Pensé en el trasplante de órganos como una opción, pero el médico lo descartó, diciendo que su cuerpo no lo resistiría.
Forzar un trasplante equivaldría a acabar con la vida de Xiao An.
Entonces, sólo pude optar por medicación y tratamiento en el hospital.
Sin embargo, esa tampoco era una opción.
Jiang Yue podía sentir que para Gu Tai era difícil hablar de eso, pero él continuó con voz pesada —Tenías razón, ya sabes.

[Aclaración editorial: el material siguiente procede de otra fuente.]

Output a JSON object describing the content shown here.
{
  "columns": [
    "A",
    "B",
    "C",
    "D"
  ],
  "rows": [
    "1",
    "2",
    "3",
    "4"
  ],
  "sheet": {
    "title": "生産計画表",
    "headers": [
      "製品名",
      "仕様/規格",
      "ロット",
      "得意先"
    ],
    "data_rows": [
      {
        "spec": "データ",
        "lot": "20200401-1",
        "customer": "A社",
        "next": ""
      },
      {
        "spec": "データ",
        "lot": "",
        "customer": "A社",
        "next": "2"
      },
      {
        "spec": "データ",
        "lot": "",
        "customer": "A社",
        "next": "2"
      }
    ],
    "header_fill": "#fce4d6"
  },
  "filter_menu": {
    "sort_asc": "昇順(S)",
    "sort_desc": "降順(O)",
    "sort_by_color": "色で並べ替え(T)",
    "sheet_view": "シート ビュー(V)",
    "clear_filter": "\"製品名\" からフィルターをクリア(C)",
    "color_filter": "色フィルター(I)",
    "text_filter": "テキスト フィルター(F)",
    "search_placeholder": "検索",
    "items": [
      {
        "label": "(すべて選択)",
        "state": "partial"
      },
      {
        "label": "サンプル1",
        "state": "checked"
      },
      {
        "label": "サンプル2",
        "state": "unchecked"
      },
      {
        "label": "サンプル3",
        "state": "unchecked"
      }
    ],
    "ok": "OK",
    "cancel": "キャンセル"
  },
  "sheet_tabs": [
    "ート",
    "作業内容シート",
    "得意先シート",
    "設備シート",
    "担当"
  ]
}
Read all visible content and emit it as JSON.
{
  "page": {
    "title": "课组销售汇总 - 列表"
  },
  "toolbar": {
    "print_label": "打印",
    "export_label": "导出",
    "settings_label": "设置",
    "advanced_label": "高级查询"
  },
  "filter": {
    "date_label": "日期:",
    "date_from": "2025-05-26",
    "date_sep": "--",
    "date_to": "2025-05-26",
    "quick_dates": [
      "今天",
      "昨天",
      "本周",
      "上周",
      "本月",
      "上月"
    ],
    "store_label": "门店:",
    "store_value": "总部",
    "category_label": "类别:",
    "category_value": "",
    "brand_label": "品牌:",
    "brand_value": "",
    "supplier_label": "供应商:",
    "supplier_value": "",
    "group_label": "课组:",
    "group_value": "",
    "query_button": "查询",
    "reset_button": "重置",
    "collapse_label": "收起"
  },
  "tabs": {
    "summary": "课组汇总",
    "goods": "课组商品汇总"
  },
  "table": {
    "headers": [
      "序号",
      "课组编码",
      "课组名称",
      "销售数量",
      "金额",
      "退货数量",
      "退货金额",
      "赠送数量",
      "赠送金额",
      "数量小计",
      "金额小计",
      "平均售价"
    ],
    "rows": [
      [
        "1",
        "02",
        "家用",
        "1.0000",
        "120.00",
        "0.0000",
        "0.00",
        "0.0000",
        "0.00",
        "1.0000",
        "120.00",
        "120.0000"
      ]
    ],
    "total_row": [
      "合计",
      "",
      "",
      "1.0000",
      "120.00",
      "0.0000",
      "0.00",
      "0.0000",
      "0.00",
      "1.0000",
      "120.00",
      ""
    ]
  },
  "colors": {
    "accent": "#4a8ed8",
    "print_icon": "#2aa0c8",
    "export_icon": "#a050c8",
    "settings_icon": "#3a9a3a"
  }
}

Incluso aquellos que han cometido actos despreciables tienen líneas que no cruzarán.
A pesar de las vidas que he tomado, los venenos que he usado, dañar a un niño me sobrepasa.
Cuando descubrí la verdad sobre Xiao An, era más allá de inhumano—repugnante, incluso —admitió Gu Tai, su voz fallando, incapaz de articular la profundidad de sus sentimientos.
La situación de Xiao An resonó dentro de él, recordándole a su propio hijo.
Fue esta resonancia la que lo ató al niño, una conexión irrompible que le obligó a quedarse.